Mais la réalité sur le terrain diffère du communiqué officiel. L’Iran maintient que le transit s’effectuera “en coordination avec ses forces armées” et évoque des “limitations techniques”. Mercredi matin, des pétroliers dans le Golfe ont reçu un message radio en anglais les avertissant qu’ils seraient détruits s’ils tentaient de passer sans autorisation iranienne.

Maersk, deuxième armateur mondial, a indiqué travailler à clarifier les conditions de transit, tout en maintenant une approche prudente. Aucun changement concret n’a été apporté à ses lignes de service.

Un embouteillage colossal dans le Golfe

La situation logistique est critique. Selon les données de Kpler, environ 175 millions de barils de brut et de produits raffinés sont actuellement chargés sur 187 pétroliers dans le Golfe. Des dirigeants du secteur estiment que 300 à 400 navires attendent de sortir dès que le passage sera sécurisé. Un cadre du shipping a décrit la zone comme un “parking géant”.

Martin Kelly, directeur du conseil chez EOS Risk, estime que seuls 10 à 15 navires pourront transiter chaque jour, contre 135 avant le conflit. Le processus de vérification iranien rend impossible une résorption de l'embouteillage en deux semaines.

Les États du Golfe face à un dilemme stratégique

L’Arabie saoudite, le Qatar et les Émirats arabes unis considèrent tout contrôle iranien sur le détroit comme inacceptable. Ali Shihabi, commentateur proche de la cour royale saoudienne, a déclaré que le royaume exigeait un accès libre aux marchés mondiaux et qu’autoriser l’Iran à contrôler Ormuz constituerait une ligne rouge.

La dimension géopolitique dépasse le maritime. Les analystes avertissent que ce péage pourrait modifier l’équilibre des forces au sein de l’OPEP+, en offrant à Téhéran un levier sur les exportations de ses rivaux. Mercredi, le pipeline Est-Ouest saoudien, utilisé pour réacheminer le pétrole vers la mer Rouge, a été frappé par un drone malgré le cessez-le-feu.

Un précédent pour l’usage des cryptomonnaies en géopolitique

L’utilisation du bitcoin et des stablecoins comme instruments de péage maritime par un État constitue un précédent. L’Iran a structuré depuis 2023 une infrastructure financière alternative, du minage de cryptomonnaies au règlement d’exportations militaires via des actifs numériques.

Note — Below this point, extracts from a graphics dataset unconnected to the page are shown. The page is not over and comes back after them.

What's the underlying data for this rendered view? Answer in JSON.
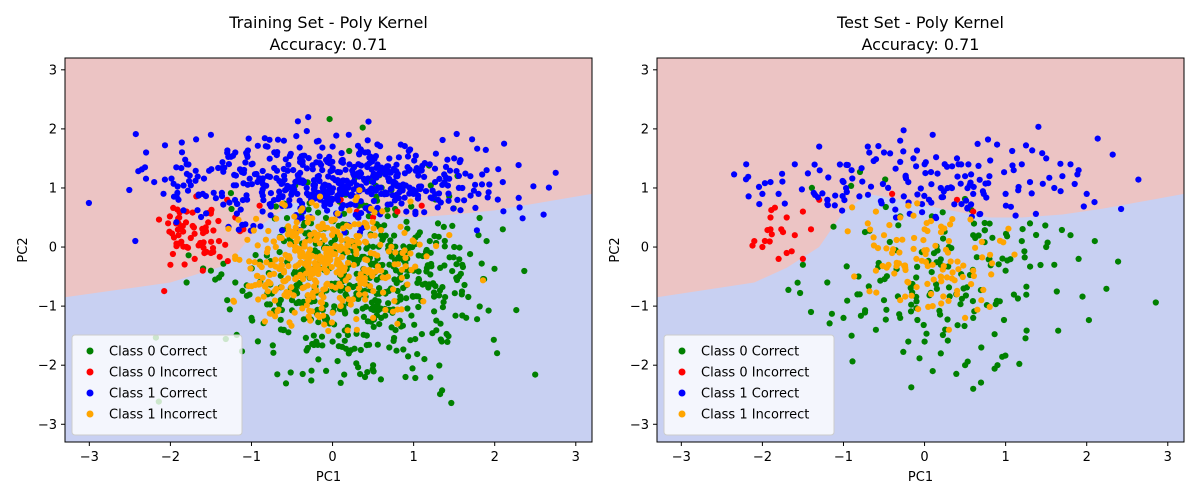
{
  "colors": {
    "region_upper": "#ecc4c4",
    "region_lower": "#c8d0f2",
    "class0_correct": "#008000",
    "class0_incorrect": "#ff0000",
    "class1_correct": "#0000ff",
    "class1_incorrect": "#ffa500"
  },
  "chart_data": [
    {
      "type": "scatter",
      "title": "Training Set - Poly Kernel",
      "subtitle": "Accuracy: 0.71",
      "xlabel": "PC1",
      "ylabel": "PC2",
      "xlim": [
        -3.3,
        3.2
      ],
      "ylim": [
        -3.3,
        3.2
      ],
      "xticks": [
        "−3",
        "−2",
        "−1",
        "0",
        "1",
        "2",
        "3"
      ],
      "yticks": [
        "−3",
        "−2",
        "−1",
        "0",
        "1",
        "2",
        "3"
      ],
      "legend_position": "lower-left",
      "background": "decision regions, upper region red-tinted, lower region blue-tinted",
      "decision_boundary": [
        [
          -3.3,
          -0.85
        ],
        [
          -2.0,
          -0.6
        ],
        [
          -1.3,
          -0.3
        ],
        [
          -0.9,
          0.35
        ],
        [
          -0.5,
          0.75
        ],
        [
          0.0,
          0.72
        ],
        [
          0.5,
          0.55
        ],
        [
          1.0,
          0.5
        ],
        [
          1.5,
          0.55
        ],
        [
          2.0,
          0.62
        ],
        [
          3.2,
          0.9
        ]
      ],
      "series": [
        {
          "name": "Class 0 Correct",
          "color": "#008000",
          "approx_count": 560,
          "center": [
            0.3,
            -0.6
          ],
          "spread": [
            0.75,
            0.75
          ],
          "points": [
            [
              0.2,
              -1.8
            ],
            [
              0.5,
              -2.0
            ],
            [
              0.0,
              -1.6
            ],
            [
              0.4,
              -2.2
            ],
            [
              -0.3,
              -1.2
            ],
            [
              -0.8,
              -0.8
            ],
            [
              -1.2,
              -0.6
            ],
            [
              -1.5,
              -0.4
            ],
            [
              -1.8,
              -0.6
            ],
            [
              -1.0,
              -1.2
            ],
            [
              -0.5,
              -0.9
            ],
            [
              0.8,
              -0.2
            ],
            [
              1.2,
              0.1
            ],
            [
              1.5,
              0.0
            ],
            [
              1.8,
              0.2
            ],
            [
              2.1,
              0.3
            ],
            [
              1.6,
              -0.3
            ],
            [
              1.0,
              -0.4
            ],
            [
              0.6,
              0.2
            ],
            [
              0.3,
              0.0
            ],
            [
              0.9,
              -2.2
            ],
            [
              0.7,
              -1.7
            ],
            [
              -0.2,
              -1.6
            ],
            [
              0.1,
              -2.3
            ],
            [
              -0.6,
              -1.4
            ],
            [
              -1.3,
              -0.9
            ],
            [
              1.3,
              0.4
            ],
            [
              1.9,
              0.1
            ],
            [
              0.6,
              -1.2
            ],
            [
              0.2,
              -0.3
            ]
          ]
        },
        {
          "name": "Class 0 Incorrect",
          "color": "#ff0000",
          "approx_count": 75,
          "center": [
            -1.7,
            0.3
          ],
          "spread": [
            0.25,
            0.3
          ],
          "points": [
            [
              -2.0,
              -0.3
            ],
            [
              -1.8,
              0.0
            ],
            [
              -1.6,
              0.3
            ],
            [
              -1.9,
              0.4
            ],
            [
              -1.5,
              0.6
            ],
            [
              -1.3,
              0.8
            ],
            [
              -1.7,
              -0.2
            ],
            [
              -1.4,
              0.1
            ],
            [
              -1.2,
              0.5
            ],
            [
              -1.6,
              -0.4
            ],
            [
              -1.9,
              0.2
            ],
            [
              -1.1,
              0.3
            ],
            [
              -0.9,
              0.7
            ],
            [
              -1.8,
              0.6
            ],
            [
              -1.5,
              -0.1
            ],
            [
              0.8,
              0.6
            ],
            [
              0.5,
              0.5
            ],
            [
              0.1,
              0.8
            ],
            [
              1.1,
              0.7
            ],
            [
              0.3,
              0.6
            ]
          ]
        },
        {
          "name": "Class 1 Correct",
          "color": "#0000ff",
          "approx_count": 550,
          "center": [
            0.0,
            1.1
          ],
          "spread": [
            1.1,
            0.35
          ],
          "points": [
            [
              -2.2,
              1.1
            ],
            [
              -1.8,
              1.4
            ],
            [
              -1.5,
              1.9
            ],
            [
              -1.2,
              1.6
            ],
            [
              -0.8,
              1.2
            ],
            [
              -0.4,
              1.5
            ],
            [
              0.0,
              1.3
            ],
            [
              0.4,
              1.6
            ],
            [
              0.8,
              1.2
            ],
            [
              1.2,
              1.4
            ],
            [
              1.6,
              1.0
            ],
            [
              1.9,
              1.3
            ],
            [
              2.1,
              1.1
            ],
            [
              -0.3,
              2.2
            ],
            [
              0.2,
              1.9
            ],
            [
              1.0,
              0.9
            ],
            [
              1.5,
              1.5
            ],
            [
              -1.6,
              0.9
            ],
            [
              -1.9,
              0.8
            ],
            [
              0.6,
              0.9
            ],
            [
              1.3,
              0.8
            ],
            [
              -0.6,
              1.8
            ],
            [
              -1.0,
              1.4
            ],
            [
              0.5,
              1.1
            ],
            [
              1.8,
              0.9
            ],
            [
              -2.3,
              1.6
            ],
            [
              0.0,
              1.7
            ],
            [
              -0.5,
              1.0
            ],
            [
              1.1,
              1.3
            ],
            [
              1.7,
              1.2
            ]
          ]
        },
        {
          "name": "Class 1 Incorrect",
          "color": "#ffa500",
          "approx_count": 380,
          "center": [
            -0.1,
            -0.3
          ],
          "spread": [
            0.5,
            0.5
          ],
          "points": [
            [
              -0.3,
              0.5
            ],
            [
              -0.5,
              0.2
            ],
            [
              -0.1,
              -0.2
            ],
            [
              0.2,
              -0.5
            ],
            [
              0.4,
              -0.8
            ],
            [
              0.1,
              -1.0
            ],
            [
              -0.2,
              -0.6
            ],
            [
              -0.6,
              -0.4
            ],
            [
              0.3,
              0.1
            ],
            [
              0.0,
              0.3
            ],
            [
              -0.4,
              -0.1
            ],
            [
              0.6,
              -0.4
            ],
            [
              0.5,
              -1.2
            ],
            [
              0.3,
              -1.4
            ],
            [
              -0.7,
              0.0
            ],
            [
              -0.9,
              -0.3
            ],
            [
              0.8,
              -1.3
            ],
            [
              -0.2,
              0.7
            ],
            [
              0.1,
              -0.3
            ],
            [
              -0.3,
              -0.9
            ]
          ]
        }
      ]
    },
    {
      "type": "scatter",
      "title": "Test Set - Poly Kernel",
      "subtitle": "Accuracy: 0.71",
      "xlabel": "PC1",
      "ylabel": "PC2",
      "xlim": [
        -3.3,
        3.2
      ],
      "ylim": [
        -3.3,
        3.2
      ],
      "xticks": [
        "−3",
        "−2",
        "−1",
        "0",
        "1",
        "2",
        "3"
      ],
      "yticks": [
        "−3",
        "−2",
        "−1",
        "0",
        "1",
        "2",
        "3"
      ],
      "legend_position": "lower-left",
      "background": "decision regions, upper region red-tinted, lower region blue-tinted",
      "decision_boundary": [
        [
          -3.3,
          -0.85
        ],
        [
          -2.1,
          -0.6
        ],
        [
          -1.7,
          -0.35
        ],
        [
          -1.3,
          0.0
        ],
        [
          -1.0,
          0.6
        ],
        [
          -0.7,
          0.9
        ],
        [
          -0.3,
          0.8
        ],
        [
          0.2,
          0.65
        ],
        [
          0.8,
          0.5
        ],
        [
          1.2,
          0.5
        ],
        [
          1.7,
          0.55
        ],
        [
          2.2,
          0.65
        ],
        [
          3.2,
          0.9
        ]
      ],
      "series": [
        {
          "name": "Class 0 Correct",
          "color": "#008000",
          "approx_count": 180,
          "center": [
            0.3,
            -0.6
          ],
          "spread": [
            0.75,
            0.75
          ],
          "points": [
            [
              0.2,
              -1.8
            ],
            [
              0.5,
              -2.0
            ],
            [
              0.0,
              -1.6
            ],
            [
              0.6,
              -2.4
            ],
            [
              -0.3,
              -1.2
            ],
            [
              -0.8,
              -0.8
            ],
            [
              -1.2,
              -0.6
            ],
            [
              -1.5,
              -0.3
            ],
            [
              -1.4,
              -1.1
            ],
            [
              -1.0,
              -1.2
            ],
            [
              -0.5,
              -0.9
            ],
            [
              0.8,
              -0.2
            ],
            [
              1.2,
              0.1
            ],
            [
              1.5,
              0.0
            ],
            [
              1.8,
              0.2
            ],
            [
              2.1,
              0.1
            ],
            [
              1.6,
              -0.3
            ],
            [
              1.0,
              -0.4
            ],
            [
              0.6,
              0.2
            ],
            [
              0.3,
              0.0
            ],
            [
              0.9,
              -2.0
            ],
            [
              0.7,
              -1.7
            ],
            [
              -0.2,
              -1.6
            ],
            [
              0.1,
              -2.1
            ],
            [
              -0.6,
              -1.4
            ],
            [
              -0.9,
              -1.5
            ],
            [
              1.3,
              0.4
            ],
            [
              1.9,
              -0.2
            ],
            [
              0.6,
              -1.2
            ],
            [
              0.2,
              -0.3
            ]
          ]
        },
        {
          "name": "Class 0 Incorrect",
          "color": "#ff0000",
          "approx_count": 25,
          "center": [
            -1.8,
            0.2
          ],
          "spread": [
            0.2,
            0.25
          ],
          "points": [
            [
              -2.0,
              0.0
            ],
            [
              -1.9,
              0.3
            ],
            [
              -1.7,
              0.5
            ],
            [
              -1.6,
              0.2
            ],
            [
              -1.8,
              -0.2
            ],
            [
              -1.5,
              0.6
            ],
            [
              -1.4,
              0.3
            ],
            [
              -1.7,
              -0.1
            ],
            [
              -2.1,
              0.1
            ],
            [
              -1.3,
              0.8
            ],
            [
              -1.5,
              -0.2
            ],
            [
              -0.4,
              0.9
            ],
            [
              0.4,
              0.8
            ],
            [
              0.6,
              0.6
            ],
            [
              -1.9,
              0.5
            ]
          ]
        },
        {
          "name": "Class 1 Correct",
          "color": "#0000ff",
          "approx_count": 175,
          "center": [
            0.0,
            1.1
          ],
          "spread": [
            1.1,
            0.35
          ],
          "points": [
            [
              -2.2,
              1.4
            ],
            [
              -1.9,
              1.1
            ],
            [
              -1.6,
              1.4
            ],
            [
              -1.3,
              1.7
            ],
            [
              -0.9,
              1.3
            ],
            [
              -0.5,
              1.6
            ],
            [
              0.0,
              1.4
            ],
            [
              0.4,
              1.5
            ],
            [
              0.8,
              1.2
            ],
            [
              1.2,
              1.4
            ],
            [
              1.6,
              1.0
            ],
            [
              1.9,
              1.3
            ],
            [
              2.0,
              0.9
            ],
            [
              -0.3,
              1.8
            ],
            [
              0.1,
              1.9
            ],
            [
              1.0,
              0.9
            ],
            [
              1.5,
              1.5
            ],
            [
              -1.8,
              0.9
            ],
            [
              -1.2,
              0.8
            ],
            [
              0.6,
              0.9
            ],
            [
              1.3,
              1.1
            ],
            [
              -0.7,
              1.7
            ],
            [
              -1.0,
              1.1
            ],
            [
              0.5,
              1.2
            ],
            [
              1.8,
              1.4
            ],
            [
              -2.0,
              0.9
            ],
            [
              -0.2,
              1.1
            ],
            [
              0.2,
              1.0
            ],
            [
              1.1,
              1.3
            ],
            [
              1.7,
              1.2
            ]
          ]
        },
        {
          "name": "Class 1 Incorrect",
          "color": "#ffa500",
          "approx_count": 110,
          "center": [
            0.0,
            -0.2
          ],
          "spread": [
            0.45,
            0.45
          ],
          "points": [
            [
              -0.3,
              0.5
            ],
            [
              -0.5,
              0.2
            ],
            [
              -0.1,
              -0.2
            ],
            [
              0.2,
              -0.5
            ],
            [
              0.4,
              -0.8
            ],
            [
              0.1,
              -1.0
            ],
            [
              -0.2,
              -0.6
            ],
            [
              -0.6,
              -0.4
            ],
            [
              0.3,
              0.1
            ],
            [
              0.0,
              0.3
            ],
            [
              -0.4,
              -0.1
            ],
            [
              0.6,
              -0.4
            ],
            [
              0.5,
              -1.2
            ],
            [
              0.3,
              -1.4
            ],
            [
              -0.6,
              0.6
            ],
            [
              -0.7,
              0.4
            ],
            [
              0.7,
              -0.9
            ],
            [
              -0.2,
              0.7
            ],
            [
              0.1,
              -0.3
            ],
            [
              -0.3,
              -0.9
            ]
          ]
        }
      ]
    }
  ]
}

Le système d’Ormuz en est le prolongement opérationnel : les stablecoins éliminent la volatilité entre la facturation et le règlement, tandis que le bitcoin offre une couche supplémentaire d’anonymat face au système SWIFT.

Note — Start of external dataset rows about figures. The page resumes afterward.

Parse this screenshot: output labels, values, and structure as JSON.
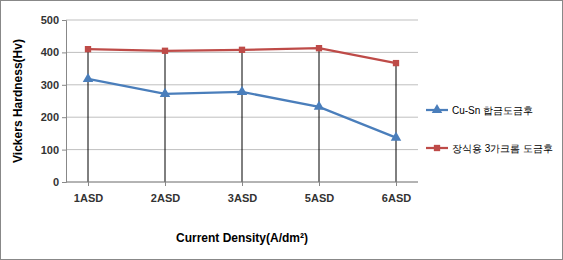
{
  "chart_data": {
    "type": "line",
    "x_label": "Current Density(A/dm²)",
    "y_label": "Vickers Hardness(Hv)",
    "categories": [
      "1ASD",
      "2ASD",
      "3ASD",
      "5ASD",
      "6ASD"
    ],
    "series": [
      {
        "name": "Cu-Sn 합금도금후",
        "color": "#4a7ebb",
        "marker": "triangle",
        "values": [
          318,
          272,
          278,
          232,
          137
        ]
      },
      {
        "name": "장식용 3가크롬 도금후",
        "color": "#be4b48",
        "marker": "square",
        "values": [
          410,
          405,
          408,
          413,
          367
        ]
      }
    ],
    "ylim": [
      0,
      500
    ],
    "yticks": [
      0,
      100,
      200,
      300,
      400,
      500
    ],
    "grid": true,
    "legend": "right"
  }
}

Ce dispositif pose un problème direct aux émetteurs de stablecoins comme Tether et Circle, dont les tokens circulent sur des rails blockchain échappant au système bancaire correspondant. L’OFAC (Office of Foreign Assets Control) cherche depuis des mois à restreindre ces usages.

Ce qu’il faut surveiller

Le cessez-le-feu de deux semaines n’est qu’un répit. Les négociations doivent se poursuivre à Islamabad, où le Pakistan a invité les délégations américaine et iranienne. Trump a évoqué un possible “joint-venture” avec l’Iran pour sécuriser le détroit.

Le Conseil suprême de la sécurité nationale iranien a laissé entendre que le cessez-le-feu pourrait être prolongé si les discussions progressent. Côté marchés, le bitcoin a bondi à 72 700 $ (+5 %) à l’annonce du cessez-le-feu, tandis que le pétrole WTI a chuté de plus de 10 %, sous les 95 $ le baril. La suite dépendra de la capacité de Téhéran et Washington à transformer ce répit en accord durable.